Je ne répondis pas… Je fis la sourde oreille… Le ventre continuait à m’écraser. J’essayais de résister, de rester à ma place. Peut-être cela marcherait-il quand même, encore une journée ! Juste une petite journée de rab…
L’acharnement médical commence
Une dame revint et j’eus droit à un nouveau tripotage-farfouillage au dessus de ma tête. Je sentis d’un coup la pression de ma piscine baisser. Il y eut de moins en moins de liquide autour de moi et j’eus du mal à en avaler comme avant, lorsque j’ouvrais la bouche. La sage-femme avait percé la poche de eaux avec un genre de trocart. Jusqu’à présent, seule la première poche s’était fissurée, laissant s’échapper un peu de liquide. Il en était néanmoins resté assez pour amortir la pression de ma tête contre le col et retarder son ouverture. La conséquence de cette intervention fut que mon univers s’écrasa un peu plus et devint moins vivable…
« Mais Maman… ! Juste un petit jour de plus.. » l’implorai-je, en vain.
Un peu plus tard, alors que je n’avais pas bougé d’un iota, poursuivant ma résistance passive, je sentis une main revenir me trifouiller au dessus la tête. Une fine lame me scalpa la peau du crâne ! Si, si ! Ils m’ont entaillé la peau de la tête au bistouri, ces barbares !!!
« Mais ce n’est pas vrai ! Ils m’en veulent ! Il n’est vraiment pas sympa ce monde extérieur. S’ils pensent que c’est comme ça qu’ils vont me donner envie de le rencontrer ! Ils se mettent le doigt dans l’oeil ! Il faudra qu’ils revoient leur définition de l’hospitalité, ces sauvages ! De là où je viens, ce n’est pas du tout comme ça que l’on souhaite la bienvenue à un nouvel arrivant ! »
En fait, au cours des contractions, le monitoring ne détectait plus mon rythme cardiaque car les battements du cœur de Maman, captés au niveau de l’artère de l’utérus, étaient trop forts et recouvraient le bruit des miens. Par précaution, ils prélevèrent donc du sang sur une veine de mon crâne, afin de savoir si mon taux d’oxygène sanguin était correct et, donc, si mon petit cœur ne souffrait pas.
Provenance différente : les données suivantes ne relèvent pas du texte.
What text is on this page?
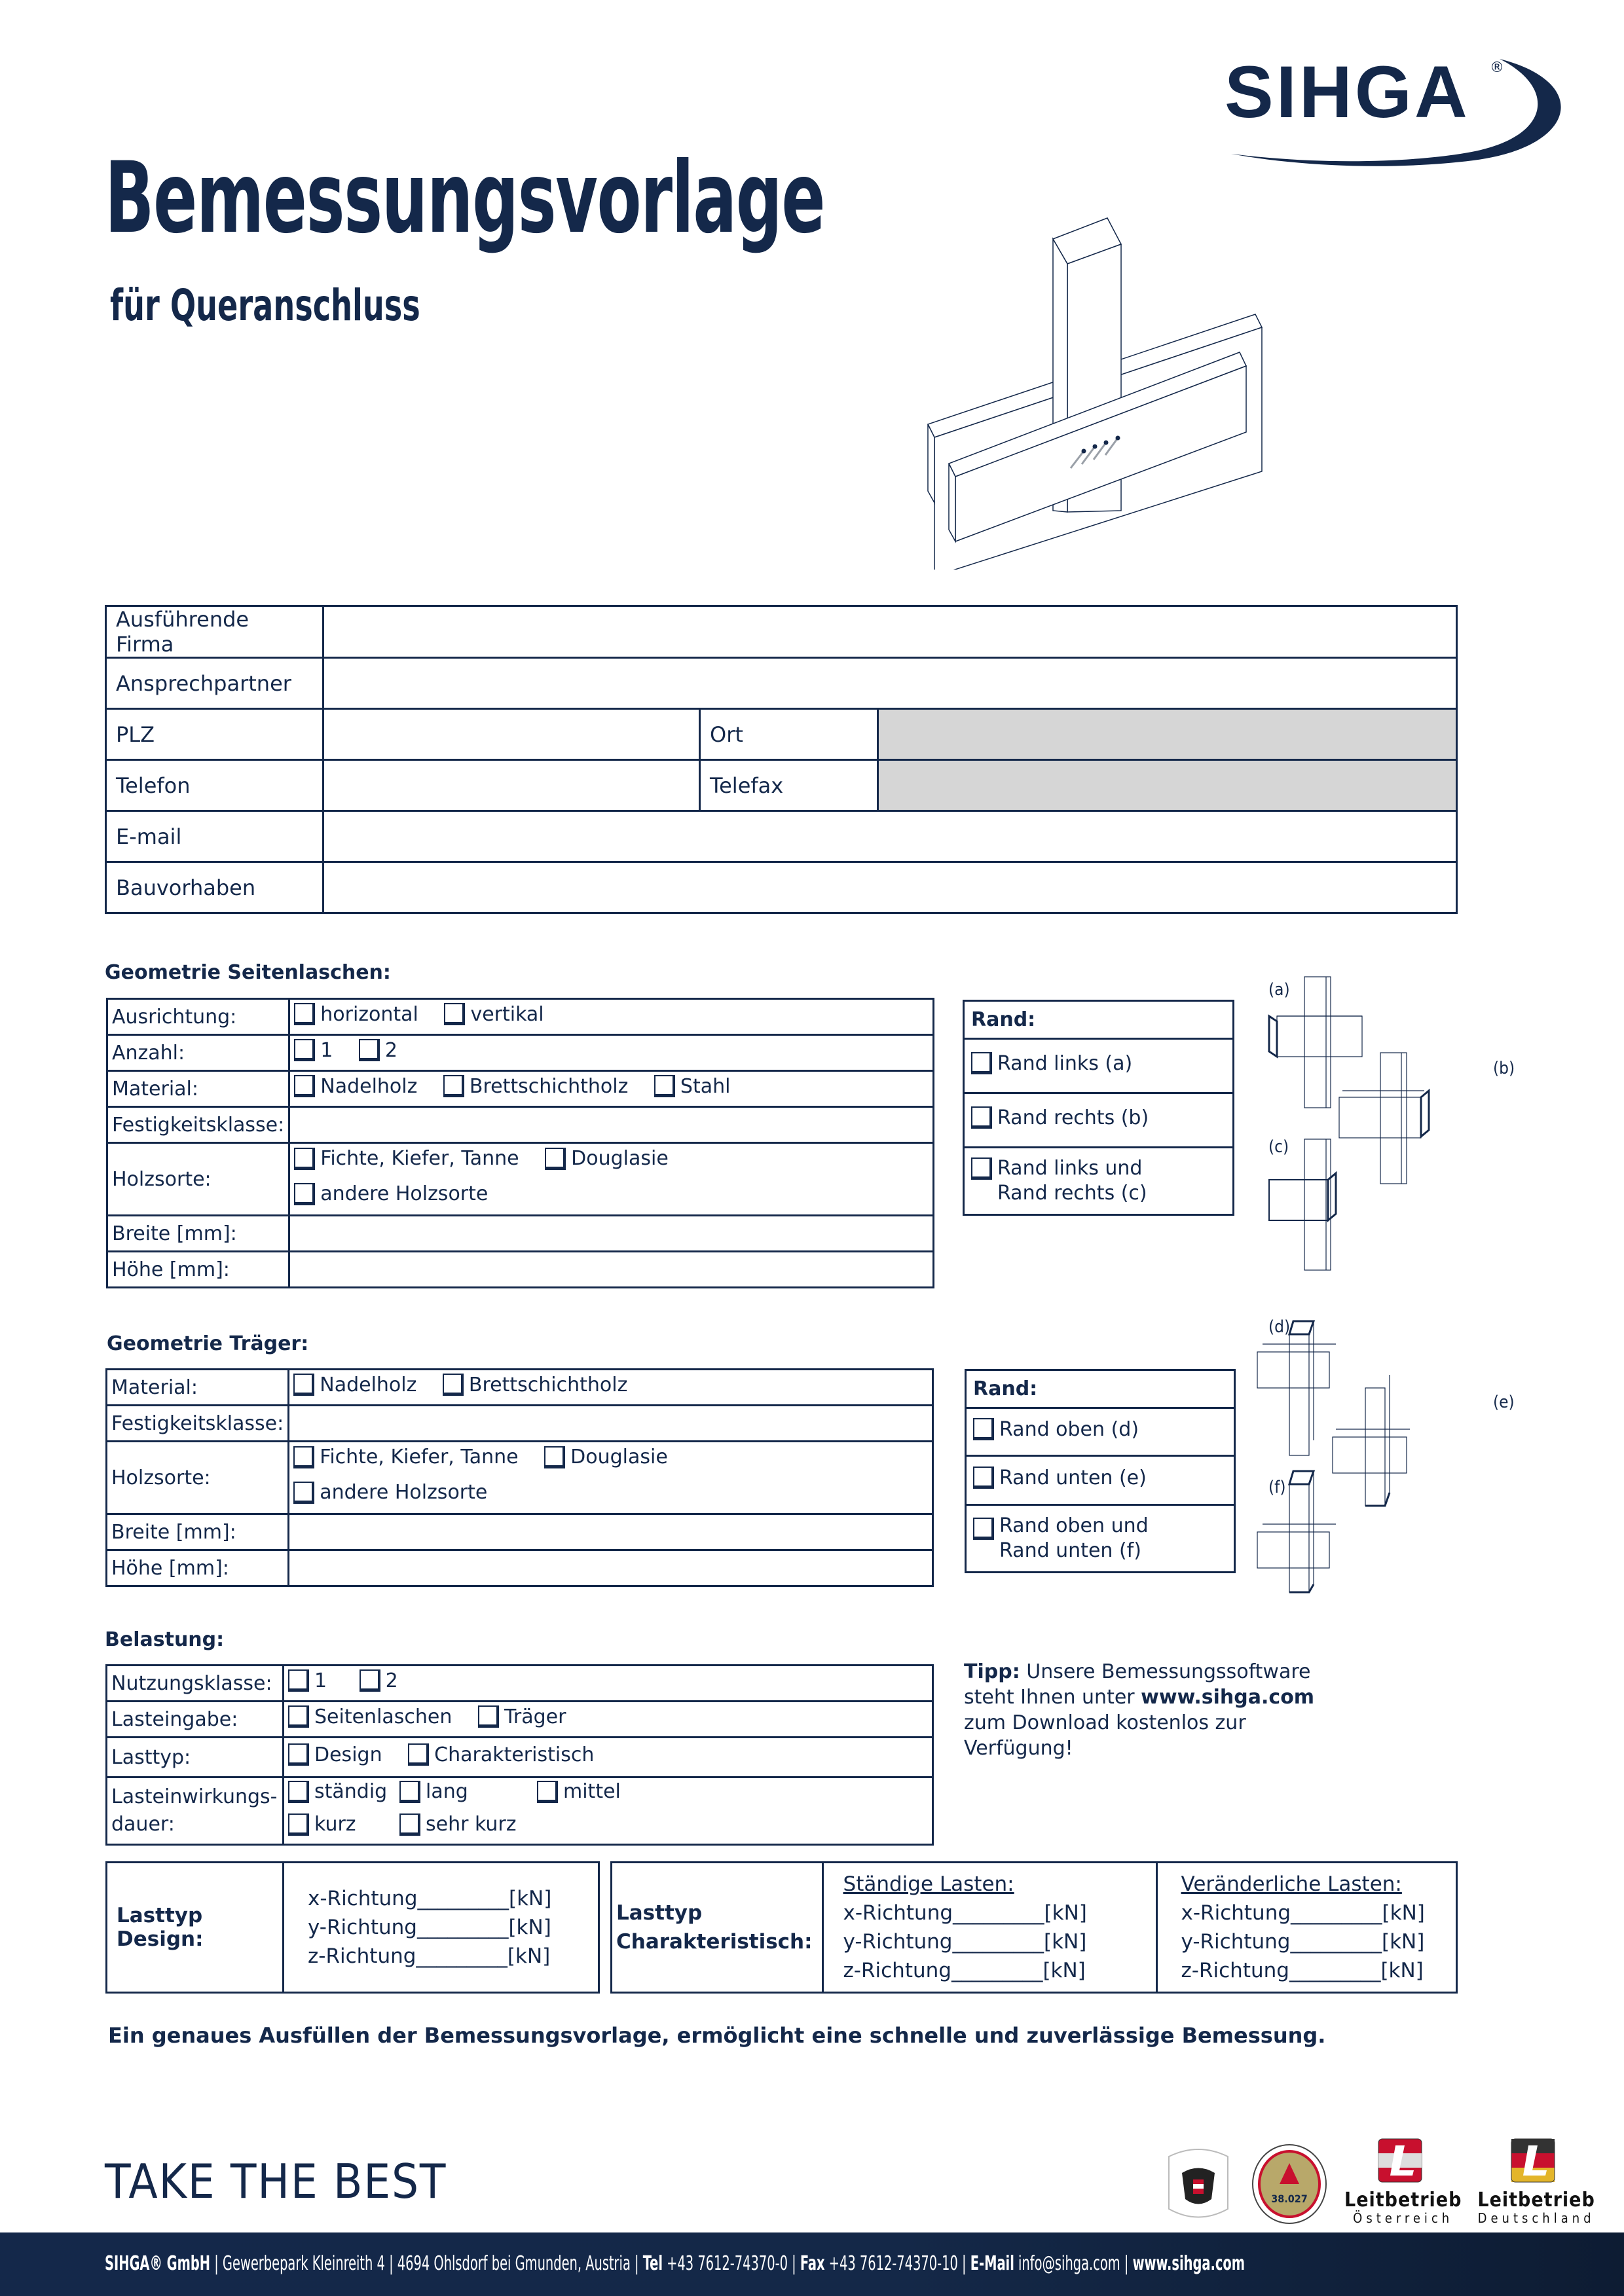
SIHGA ®
Bemessungsvorlage
für Queranschluss
Ausführende Firma			
Ansprechpartner			
PLZ		Ort	
Telefon		Telefax	
E-mail			
Bauvorhaben			
Geometrie Seitenlaschen:
Ausrichtung:	horizontal
vertikal

Anzahl:	1
2

Material:	Nadelholz
Brettschichtholz
Stahl

Festigkeitsklasse:	
Holzsorte:	Fichte, Kiefer, Tanne
Douglasie

andere Holzsorte

Breite [mm]:	
Höhe [mm]:	
Rand:

Rand links (a)

Rand rechts (b)

Rand links und
Rand rechts (c)
(a)
(b)
(c)
Geometrie Träger:
Material:	Nadelholz
Brettschichtholz

Festigkeitsklasse:	
Holzsorte:	Fichte, Kiefer, Tanne
Douglasie

andere Holzsorte

Breite [mm]:	
Höhe [mm]:	
Rand:

Rand oben (d)

Rand unten (e)

Rand oben und
Rand unten (f)
(d)
(e)
(f)
Belastung:
Nutzungsklasse:	1
2

Lasteingabe:	Seitenlaschen
Träger

Lasttyp:	Design
Charakteristisch

Lasteinwirkungs-
dauer:	ständig lang mittel

kurz sehr kurz
Tipp: Unsere Bemessungssoftware steht Ihnen unter www.sihga.com zum Download kostenlos zur Verfügung!
Lasttyp Design:	
x-Richtung_________[kN]
y-Richtung_________[kN]
z-Richtung_________[kN]
Lasttyp
Charakteristisch:	
Ständige Lasten:
x-Richtung_________[kN]
y-Richtung_________[kN]
z-Richtung_________[kN]

Veränderliche Lasten:
x-Richtung_________[kN]
y-Richtung_________[kN]
z-Richtung_________[kN]
Ein genaues Ausfüllen der Bemessungsvorlage, ermöglicht eine schnelle und zuverlässige Bemessung.
TAKE THE BEST	38.027 Leitbetrieb
Österreich
Leitbetrieb
Deutschland
SIHGA® GmbH | Gewerbepark Kleinreith 4 | 4694 Ohlsdorf bei Gmunden, Austria | Tel +43 7612-74370-0 | Fax +43 7612-74370-10 | E-Mail info@sihga.com | www.sihga.com
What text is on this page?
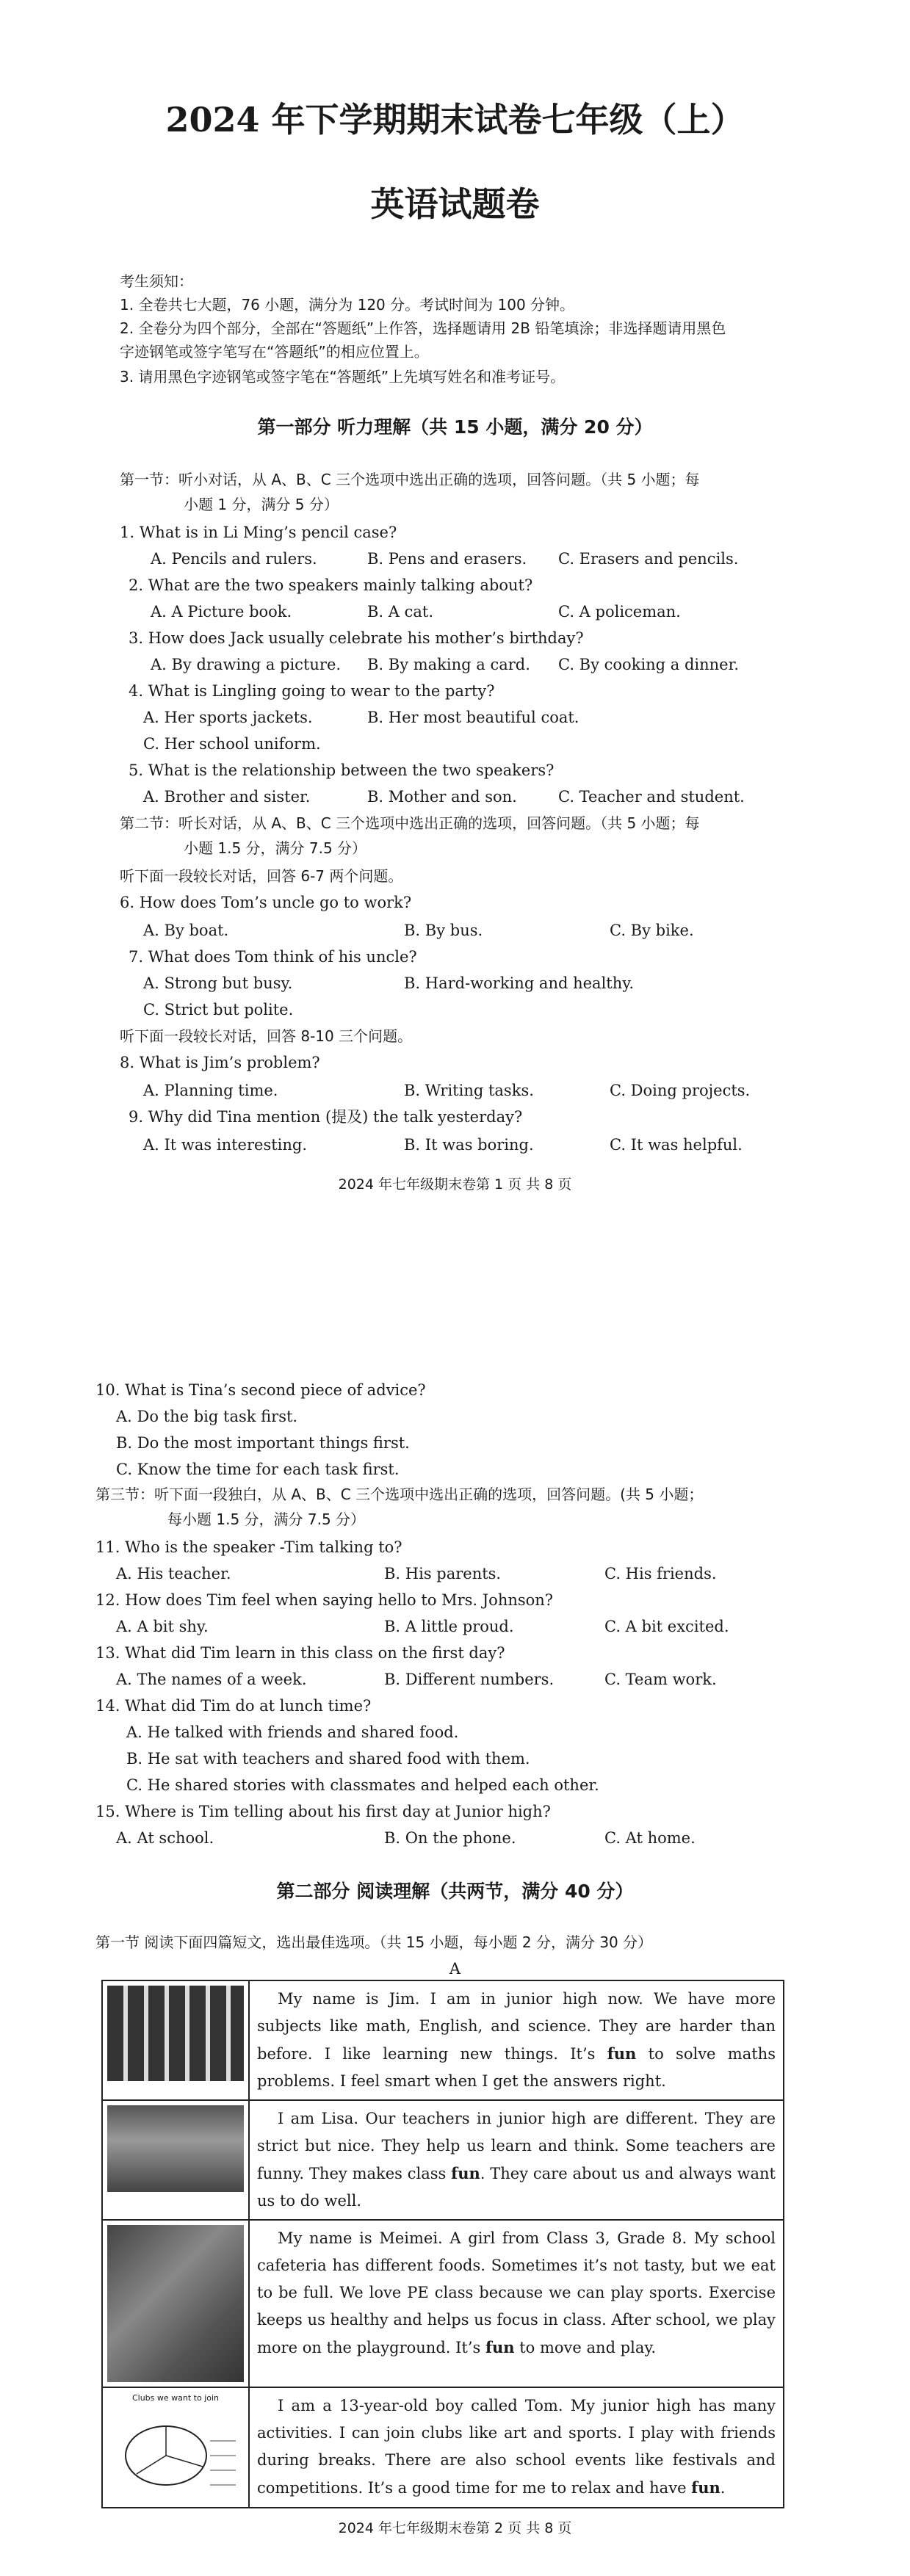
2024 年下学期期末试卷七年级（上）
英语试题卷
考生须知：
1. 全卷共七大题，76 小题，满分为 120 分。考试时间为 100 分钟。
2. 全卷分为四个部分，全部在“答题纸”上作答，选择题请用 2B 铅笔填涂；非选择题请用黑色
字迹钢笔或签字笔写在“答题纸”的相应位置上。
3. 请用黑色字迹钢笔或签字笔在“答题纸”上先填写姓名和准考证号。
第一部分 听力理解（共 15 小题，满分 20 分）
第一节：听小对话，从 A、B、C 三个选项中选出正确的选项，回答问题。（共 5 小题；每
小题 1 分，满分 5 分）
1. What is in Li Ming’s pencil case?
A. Pencils and rulers.	B. Pens and erasers. C. Erasers and pencils.
2. What are the two speakers mainly talking about?
A. A Picture book.	B. A cat.	C. A policeman.
3. How does Jack usually celebrate his mother’s birthday?
A. By drawing a picture. B. By making a card. C. By cooking a dinner.
4. What is Lingling going to wear to the party?
A. Her sports jackets.	B. Her most beautiful coat.
C. Her school uniform.
5. What is the relationship between the two speakers?
A. Brother and sister.	B. Mother and son.	C. Teacher and student.
第二节：听长对话，从 A、B、C 三个选项中选出正确的选项，回答问题。（共 5 小题；每
小题 1.5 分，满分 7.5 分）
听下面一段较长对话，回答 6-7 两个问题。
6. How does Tom’s uncle go to work?
A. By boat.	B. By bus.	C. By bike.
7. What does Tom think of his uncle?
A. Strong but busy.	B. Hard-working and healthy.
C. Strict but polite.
听下面一段较长对话，回答 8-10 三个问题。
8. What is Jim’s problem?
A. Planning time.	B. Writing tasks.	C. Doing projects.
9. Why did Tina mention (提及) the talk yesterday?
A. It was interesting.	B. It was boring.	C. It was helpful.
2024 年七年级期末卷第 1 页 共 8 页
10. What is Tina’s second piece of advice?
A. Do the big task first.
B. Do the most important things first.
C. Know the time for each task first.
第三节：听下面一段独白，从 A、B、C 三个选项中选出正确的选项，回答问题。(共 5 小题；
每小题 1.5 分，满分 7.5 分）
11. Who is the speaker -Tim talking to?
A. His teacher.	B. His parents.	C. His friends.
12. How does Tim feel when saying hello to Mrs. Johnson?
A. A bit shy.	B. A little proud.	C. A bit excited.
13. What did Tim learn in this class on the first day?
A. The names of a week.	B. Different numbers.	C. Team work.
14. What did Tim do at lunch time?
A. He talked with friends and shared food.
B. He sat with teachers and shared food with them.
C. He shared stories with classmates and helped each other.
15. Where is Tim telling about his first day at Junior high?
A. At school.	B. On the phone.	C. At home.
第二部分 阅读理解（共两节，满分 40 分）
第一节 阅读下面四篇短文，选出最佳选项。（共 15 小题，每小题 2 分，满分 30 分）
A
	My name is Jim. I am in junior high now. We have more subjects like math, English, and science. They are harder than before. I like learning new things. It’s fun to solve maths problems. I feel smart when I get the answers right.

	I am Lisa. Our teachers in junior high are different. They are strict but nice. They help us learn and think. Some teachers are funny. They makes class fun. They care about us and always want us to do well.

	My name is Meimei. A girl from Class 3, Grade 8. My school cafeteria has different foods. Sometimes it’s not tasty, but we eat to be full. We love PE class because we can play sports. Exercise keeps us healthy and helps us focus in class. After school, we play more on the playground. It’s fun to move and play.

Clubs we want to join	I am a 13-year-old boy called Tom. My junior high has many activities. I can join clubs like art and sports. I play with friends during breaks. There are also school events like festivals and competitions. It’s a good time for me to relax and have fun.
2024 年七年级期末卷第 2 页 共 8 页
« Mon cœur physique va très bien, merci ! Par contre mon cœur émotionnel, lui, a très envie de pleurer… »
Quelques heures plus tard, encore, rien n’avait changé pour nous deux. Le col deMaman ne dilatait que d’un centimètre par heure, malgré la crevaison de la poche des eaux et l’inondation qu’elle avait provoquée sur le lit ! Mais la progression n’était toujours pas assez rapide. Ma tête aurait du faire ouvrir le col plus rapidement. Mais bon, ce n’était pas mon choix, alors rien d’étonnant que cela n’avance pas dans leur sens…
Ils trouvèrent une nouvelle cause à l’échec de leur méthode : je n’étais, soi-disant, pas dans la bonne position pour appuyer efficacement sur le col. « Tu m’étonnes ! Hihi ! » Ils mirent alors Maman pendant une heure sur le côté droit, puis une autre heure sur le coté gauche. Moi, je ne bougeais toujours pas. Je commençais même à m’endormir tranquillement, m’habituant, à la longue, à ces crampes régulières.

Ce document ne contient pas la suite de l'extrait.